Chi voterei, se andassi a votare? Avrei un unico discrimine: voterei chiunque mi promettesse, come primo atto, l’invio del presidente del Consiglio a Mosca per sedersi al tavolo del Cremlino e chiarirsi con Vladimir Putin. Voterei chiunque, persino Carlo Calenda, se questa fosse la prospettiva di realismo. Ma non accadrà. Nemmeno se, cosa pressoché impossibile, a Palazzo Chigi andasse Giorgia Meloni, la quale con il passare dei giorni sta operando un maquillage atlantista e normalizzatore da democristiana consumata. In compenso, la totale mancanza di credibilità di tutti i suoi competitor le garantisce comunque un vantaggio siderale nei sondaggi. La logica del meno peggio, insomma. O, quantomeno, della last resort dopo aver provato politicamente di tutto.
Prepariamoci, perché Cernobbio ci regalerà delle perle di propaganda dei Migliori in grado di tramutare Majakovsky in un timido osservatore esterno della rivoluzione bolscevica. Ma quanto deciso – anzi, non deciso – nel Consiglio dei ministri di giovedì resta agli atti: la scusa degli affari correnti è tale non perché faccia comodo l’inazione, bensì perché l’esecutivo ancora in carica è totalmente telecomandato da quell’Europa da cui infatti attende istruzioni dopo i prossimi vertici. Prima, si limita a operazioni di alta ingegneria del termostato. Serviva Mario Draghi per abbassare di un grado o due il riscaldamento? Se sì, meglio dichiarare subito default e sperare in una ristrutturazione non troppo brutale.

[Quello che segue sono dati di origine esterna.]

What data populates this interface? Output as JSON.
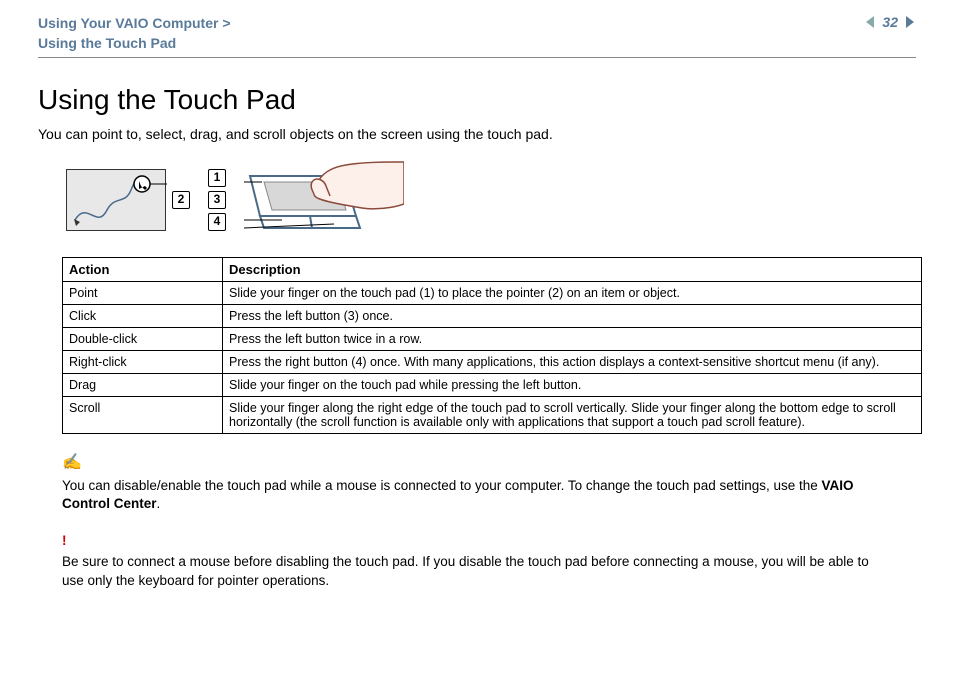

Ma attenzione, si attende il vertice del 9 settembre anche per altro. Esattamente per quanto ho descritto nel mio articolo di ieri. Il tetto sul prezzo del gas a livello europeo è già oggi una chimera, lo sanno tutti. E Mario Draghi ha detto no a quello a livello nazionale. Che si fa, quindi? Attendiamo l’esito del voto per dare risposte a famiglie e imprese? Se sì, cosa significa? Forse che a qualcuno fa comodo veder precipitare l’Italia in una crisi che imponga svendite da Banco dei Pegni per restare a galla, prima di attivare il Tpi presso quella Bce pronta ad alzare i tassi?
Non pensiate che si sia qualcosa di spontaneo e casuale in quanto sta accadendo. Perché infatti non c’è. Proprio nulla.